# Relational Deep Learning

## Relational Tables to Graphs

Given the tables:

- Users

    | user_id |
    | ------- |
    | U1      |
    | U2      |

- Products

    | product_id |
    | ---------- |
    | P1         |
    | P2         |

- Sales

    | sale_id | user_id | product_id | price |
    | ------- | ------- | ---------- | ----- |
    | S1      | U1      | P1         | 20    |
    | S2      | U1      | P2         | 80    |
    | S3      | U2      | P1         | 15    |

1. Construct the relational entity graph. What are the nodes and edges?

1. What node types and edge types exist?

1. Where does the `price` live in the graph representation?

## SQL Join Operation

Consider the SQL query:

In [None]:
SELECT *
FROM Users U
JOIN Sales S ON U.user_id = S.user_id

1. What does this join correspond to in the graph? (Hint: Think about the "SQL joins vs Graph edges" slide #49.)
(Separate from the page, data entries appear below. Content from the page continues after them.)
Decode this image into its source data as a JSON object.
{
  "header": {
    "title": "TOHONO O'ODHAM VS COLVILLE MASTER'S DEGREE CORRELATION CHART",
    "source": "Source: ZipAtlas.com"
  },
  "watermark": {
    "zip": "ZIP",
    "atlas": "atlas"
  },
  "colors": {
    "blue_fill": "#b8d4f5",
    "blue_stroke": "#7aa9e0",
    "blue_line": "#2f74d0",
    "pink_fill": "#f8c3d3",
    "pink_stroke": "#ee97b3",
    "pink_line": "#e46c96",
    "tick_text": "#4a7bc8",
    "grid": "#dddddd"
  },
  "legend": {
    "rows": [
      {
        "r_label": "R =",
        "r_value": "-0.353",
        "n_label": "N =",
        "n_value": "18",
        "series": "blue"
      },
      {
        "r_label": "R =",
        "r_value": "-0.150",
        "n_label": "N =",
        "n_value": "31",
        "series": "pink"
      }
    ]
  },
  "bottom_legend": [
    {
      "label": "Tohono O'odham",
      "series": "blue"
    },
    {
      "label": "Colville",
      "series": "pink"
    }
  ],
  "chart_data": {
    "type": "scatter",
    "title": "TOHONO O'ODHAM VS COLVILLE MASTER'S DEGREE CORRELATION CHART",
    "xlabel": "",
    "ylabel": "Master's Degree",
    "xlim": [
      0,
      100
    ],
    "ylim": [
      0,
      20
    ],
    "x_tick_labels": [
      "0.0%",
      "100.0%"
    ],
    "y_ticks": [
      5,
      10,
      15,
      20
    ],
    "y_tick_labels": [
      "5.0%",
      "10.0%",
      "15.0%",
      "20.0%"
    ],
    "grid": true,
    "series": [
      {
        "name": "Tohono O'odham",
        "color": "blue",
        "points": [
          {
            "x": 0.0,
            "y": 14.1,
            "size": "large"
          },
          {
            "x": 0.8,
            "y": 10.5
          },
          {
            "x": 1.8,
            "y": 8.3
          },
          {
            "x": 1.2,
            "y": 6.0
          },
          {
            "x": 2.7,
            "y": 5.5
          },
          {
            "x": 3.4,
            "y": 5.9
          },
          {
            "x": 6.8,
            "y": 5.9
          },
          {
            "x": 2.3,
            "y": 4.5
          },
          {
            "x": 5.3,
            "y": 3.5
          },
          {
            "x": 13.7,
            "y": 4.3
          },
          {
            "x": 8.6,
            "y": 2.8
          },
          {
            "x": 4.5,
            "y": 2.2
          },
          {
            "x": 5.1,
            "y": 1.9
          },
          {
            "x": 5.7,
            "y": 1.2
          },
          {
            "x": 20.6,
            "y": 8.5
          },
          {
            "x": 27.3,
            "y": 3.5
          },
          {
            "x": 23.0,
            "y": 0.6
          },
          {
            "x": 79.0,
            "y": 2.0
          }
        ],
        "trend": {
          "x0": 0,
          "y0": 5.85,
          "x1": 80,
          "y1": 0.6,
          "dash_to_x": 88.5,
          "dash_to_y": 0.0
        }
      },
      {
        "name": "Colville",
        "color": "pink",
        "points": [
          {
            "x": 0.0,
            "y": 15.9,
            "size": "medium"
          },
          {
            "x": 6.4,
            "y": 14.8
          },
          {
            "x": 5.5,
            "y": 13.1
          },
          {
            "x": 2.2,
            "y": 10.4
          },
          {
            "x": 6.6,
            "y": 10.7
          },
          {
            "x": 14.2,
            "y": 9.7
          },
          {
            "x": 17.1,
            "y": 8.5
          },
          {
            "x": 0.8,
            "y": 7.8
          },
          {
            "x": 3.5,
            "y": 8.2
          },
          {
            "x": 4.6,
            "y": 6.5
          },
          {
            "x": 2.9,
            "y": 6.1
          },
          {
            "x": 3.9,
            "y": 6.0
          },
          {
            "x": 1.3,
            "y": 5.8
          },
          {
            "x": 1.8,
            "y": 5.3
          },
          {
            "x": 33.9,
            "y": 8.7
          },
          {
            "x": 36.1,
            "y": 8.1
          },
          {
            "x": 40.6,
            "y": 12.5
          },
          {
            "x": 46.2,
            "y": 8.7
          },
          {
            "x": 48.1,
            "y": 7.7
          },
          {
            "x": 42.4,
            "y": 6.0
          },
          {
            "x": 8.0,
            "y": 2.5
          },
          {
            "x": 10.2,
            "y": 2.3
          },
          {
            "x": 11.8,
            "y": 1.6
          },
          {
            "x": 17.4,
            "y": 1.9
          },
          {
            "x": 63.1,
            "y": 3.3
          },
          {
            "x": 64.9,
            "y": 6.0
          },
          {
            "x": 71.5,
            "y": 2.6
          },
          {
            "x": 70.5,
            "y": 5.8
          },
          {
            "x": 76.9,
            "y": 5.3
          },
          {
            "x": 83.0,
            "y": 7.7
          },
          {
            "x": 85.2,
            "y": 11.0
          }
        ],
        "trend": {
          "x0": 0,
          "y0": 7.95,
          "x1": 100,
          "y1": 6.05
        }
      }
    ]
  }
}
1. Suppose we change the join condition to `JOIN Sales S ON U.signup_month = S.month` where `U.signup_month` is the month that the user signed up and `S.month` is the month that the sales took place. In this case, how does the graph change?

1. Suppose we are interested in the following task: "Which products are bought together by the same user?". We intend to use this information to recommend product B to users that bought product A. Given this, write the sketch of the SQL join operation (we are not interested in the exact syntax, just the idea is enough).
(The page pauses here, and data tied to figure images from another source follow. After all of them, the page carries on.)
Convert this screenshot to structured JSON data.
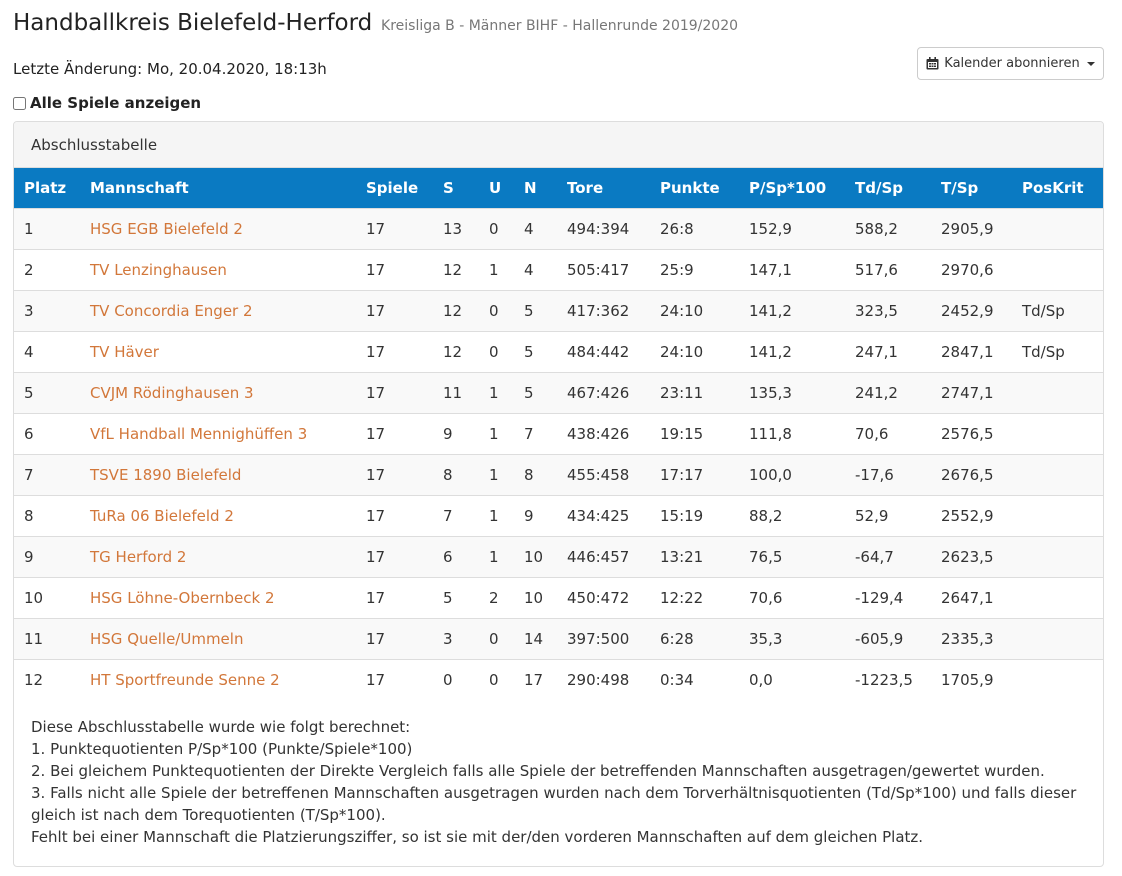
{
  "header": {
    "title": "Handballkreis Bielefeld-Herford",
    "subtitle": "Kreisliga B - Männer BIHF - Hallenrunde 2019/2020"
  },
  "updated": "Letzte Änderung: Mo, 20.04.2020, 18:13h",
  "calendar_button": {
    "label": "Kalender abonnieren",
    "icon": "calendar-icon"
  },
  "show_all": {
    "label": "Alle Spiele anzeigen",
    "checked": false
  },
  "panel": {
    "title": "Abschlusstabelle"
  },
  "table": {
    "header_color": "#0a7ac2",
    "link_color": "#d2773a",
    "columns": [
      "Platz",
      "Mannschaft",
      "Spiele",
      "S",
      "U",
      "N",
      "Tore",
      "Punkte",
      "P/Sp*100",
      "Td/Sp",
      "T/Sp",
      "PosKrit"
    ],
    "rows": [
      [
        "1",
        "HSG EGB Bielefeld 2",
        "17",
        "13",
        "0",
        "4",
        "494:394",
        "26:8",
        "152,9",
        "588,2",
        "2905,9",
        ""
      ],
      [
        "2",
        "TV Lenzinghausen",
        "17",
        "12",
        "1",
        "4",
        "505:417",
        "25:9",
        "147,1",
        "517,6",
        "2970,6",
        ""
      ],
      [
        "3",
        "TV Concordia Enger 2",
        "17",
        "12",
        "0",
        "5",
        "417:362",
        "24:10",
        "141,2",
        "323,5",
        "2452,9",
        "Td/Sp"
      ],
      [
        "4",
        "TV Häver",
        "17",
        "12",
        "0",
        "5",
        "484:442",
        "24:10",
        "141,2",
        "247,1",
        "2847,1",
        "Td/Sp"
      ],
      [
        "5",
        "CVJM Rödinghausen 3",
        "17",
        "11",
        "1",
        "5",
        "467:426",
        "23:11",
        "135,3",
        "241,2",
        "2747,1",
        ""
      ],
      [
        "6",
        "VfL Handball Mennighüffen 3",
        "17",
        "9",
        "1",
        "7",
        "438:426",
        "19:15",
        "111,8",
        "70,6",
        "2576,5",
        ""
      ],
      [
        "7",
        "TSVE 1890 Bielefeld",
        "17",
        "8",
        "1",
        "8",
        "455:458",
        "17:17",
        "100,0",
        "-17,6",
        "2676,5",
        ""
      ],
      [
        "8",
        "TuRa 06 Bielefeld 2",
        "17",
        "7",
        "1",
        "9",
        "434:425",
        "15:19",
        "88,2",
        "52,9",
        "2552,9",
        ""
      ],
      [
        "9",
        "TG Herford 2",
        "17",
        "6",
        "1",
        "10",
        "446:457",
        "13:21",
        "76,5",
        "-64,7",
        "2623,5",
        ""
      ],
      [
        "10",
        "HSG Löhne-Obernbeck 2",
        "17",
        "5",
        "2",
        "10",
        "450:472",
        "12:22",
        "70,6",
        "-129,4",
        "2647,1",
        ""
      ],
      [
        "11",
        "HSG Quelle/Ummeln",
        "17",
        "3",
        "0",
        "14",
        "397:500",
        "6:28",
        "35,3",
        "-605,9",
        "2335,3",
        ""
      ],
      [
        "12",
        "HT Sportfreunde Senne 2",
        "17",
        "0",
        "0",
        "17",
        "290:498",
        "0:34",
        "0,0",
        "-1223,5",
        "1705,9",
        ""
      ]
    ]
  },
  "notes": [
    "Diese Abschlusstabelle wurde wie folgt berechnet:",
    "1. Punktequotienten P/Sp*100 (Punkte/Spiele*100)",
    "2. Bei gleichem Punktequotienten der Direkte Vergleich falls alle Spiele der betreffenden Mannschaften ausgetragen/gewertet wurden.",
    "3. Falls nicht alle Spiele der betreffenen Mannschaften ausgetragen wurden nach dem Torverhältnisquotienten (Td/Sp*100) und falls dieser gleich ist nach dem Torequotienten (T/Sp*100).",
    "Fehlt bei einer Mannschaft die Platzierungsziffer, so ist sie mit der/den vorderen Mannschaften auf dem gleichen Platz."
  ]
}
1. Considering the task in (3), how many GNN layers do we need?

## What about AGG?

We consider a 1-layer GNN operating on the entity graph.

Initial node features:

- User nodes: $h_u^{(0)} = 1$
- Sale nodes: $h_s^{(0)} = \text{price}$
- Product nodes: ignored for now

Aggregation rule (simple, no activation):

$$h_u^{(1)} = W \cdot \sum_{s \in \mathcal{N}(u)} h_s^{(0)}$$

with scalar $W = 0.1$.

1. What classical SQL feature does this GNN layer resemble?

1. What would change if we replaced `SUM` with `MEAN`? (Hint: consider the node degrees)
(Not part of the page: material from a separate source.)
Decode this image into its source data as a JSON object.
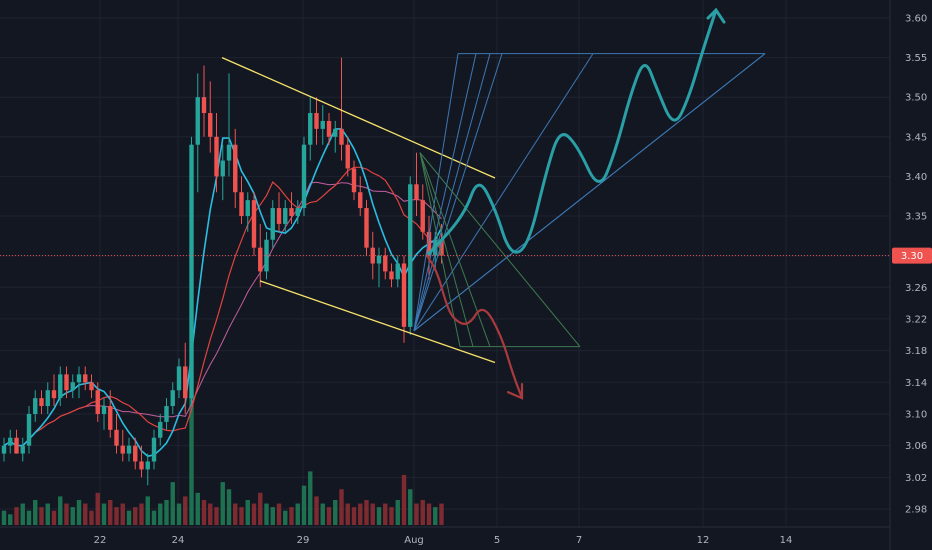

1. Construct two different purchase histories that result in the same $h_u^{(1)}$. What does this tell you about the expressive power of this GNN layer?

## Temporal Tasks

We consider the same entity graph as before, but now each sale has a timestamp. Each sale node $s$ has:

- feature: $h_s^{(0)} = \text{price}$
- timestamp: $\tau_s$

We want to predict whether a user will churn at time $t$.

1. For a fixed user $u$ and prediction time $t$, which sale nodes should be included in the neighborhood $\mathcal{N}_t(u)$?

1. Suppose we mistakenly include all sales of a user, what would be the issue?

1. Given our task, we believe that recent purchases should matter more than older ones. The current aggregation rule is:

    $$h_u^{(1)} = W \cdot \sum_{s \in \mathcal{N}_t(u)} v_s$$

    which ignores timestamps.

    Propose a modified aggregation rule that takes timestamps into account and assigns higher importance to more recent sales. Briefly explain how your aggregation captures recency.